I don’t think McLaren would mind if I note here (my lack of sleep may be causing a lowering of inhabitions) that we sent him a manuscript that a friend of mine co-wrote, back before it was published. It was Hope For Troubled Times: A New Vision for Confronting Global Crisis by Bob Goudzewaard, Mark VanderVennen, David Van Heemst (See the April book review column over at the website for some more on that one!) I’m excited to note that Brian cites it several times, and says some very nice things about it. So, if you are a Bob Goudzewaard fan, as some BookNotes readers must surely are, know that his imprint is on McLaren’s heart and mind. Brian is not new to this struggle of living out Kingdom faithfulness in a complicated and impoverished world. His affliation with the Call to Renewal–and his own activism in creation care, explained in even his earliest books—give him the right to speak authoritatively on this global stuff. We will write more about it later, but for now, consider ordering it, or at least saying a pray of thanksgiving for one more contribution of deep faithfulness, as I described in my last posting. Things are changing, as church folk connect the dots, live into the promises of God, and dare to dream the biggest dreams. As McLaren puts it, we join a revolution of hope.
The new David Crowder Band CD released today as well. I’ve listened to it for days, now, and, as I told my wife, while up late packing books last night, it “brought me to my knees.” His simple addition of a brief bridge in O For A Thousand Tongues to Sing that there are, “few words that last” and that there is “one great love–Jesus” just made me weep. The second to last cut is called Remedy and it is a splendid, slightly nuanced but not obscure telling of the tale of redemption. Remedy. A good way to say it, eh?

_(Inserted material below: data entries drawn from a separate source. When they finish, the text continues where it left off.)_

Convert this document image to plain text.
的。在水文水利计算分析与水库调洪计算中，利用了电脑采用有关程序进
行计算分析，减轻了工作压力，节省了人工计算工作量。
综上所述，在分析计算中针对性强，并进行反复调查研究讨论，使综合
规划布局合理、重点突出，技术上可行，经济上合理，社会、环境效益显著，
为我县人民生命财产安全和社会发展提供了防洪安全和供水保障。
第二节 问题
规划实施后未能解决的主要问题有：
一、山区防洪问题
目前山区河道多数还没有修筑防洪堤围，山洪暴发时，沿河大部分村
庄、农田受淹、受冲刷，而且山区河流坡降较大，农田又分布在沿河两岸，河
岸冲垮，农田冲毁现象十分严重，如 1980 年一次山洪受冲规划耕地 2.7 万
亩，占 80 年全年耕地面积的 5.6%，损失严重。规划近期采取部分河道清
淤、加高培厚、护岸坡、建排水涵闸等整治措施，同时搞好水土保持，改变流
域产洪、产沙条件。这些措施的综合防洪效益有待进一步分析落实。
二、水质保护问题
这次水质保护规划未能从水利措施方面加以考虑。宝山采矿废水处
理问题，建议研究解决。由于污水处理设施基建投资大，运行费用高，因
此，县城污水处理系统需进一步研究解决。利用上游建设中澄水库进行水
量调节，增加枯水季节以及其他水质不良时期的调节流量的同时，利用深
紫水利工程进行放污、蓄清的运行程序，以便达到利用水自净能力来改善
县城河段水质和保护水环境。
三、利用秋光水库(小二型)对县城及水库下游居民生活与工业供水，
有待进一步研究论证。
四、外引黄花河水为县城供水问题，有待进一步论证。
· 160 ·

The last song could be the sweet soundtrack to your reading of Brian’s new book. It is called Surely We Can Change and it calls us to experience change, to be change, to realize that the whole world is going to change; that is, it is a song about hope–modest hope, on one hand (“surely we can change, something”) and grand, eschatological hope, as well. (Yes, Crowder, unlike most CCM stars, knows what that word means.) My description doesn’t do it justice—it is a powerfully poetic song, an acoustically driven quiet tune, with a very, very compelling lyric. Other songs are by turn rowdy, electronica, very contemporary. He is a thoughtful writer, a clever lyricist, has a strong and wholistic passion. The last two songs are worth the price of the whole disc. Highly recommended.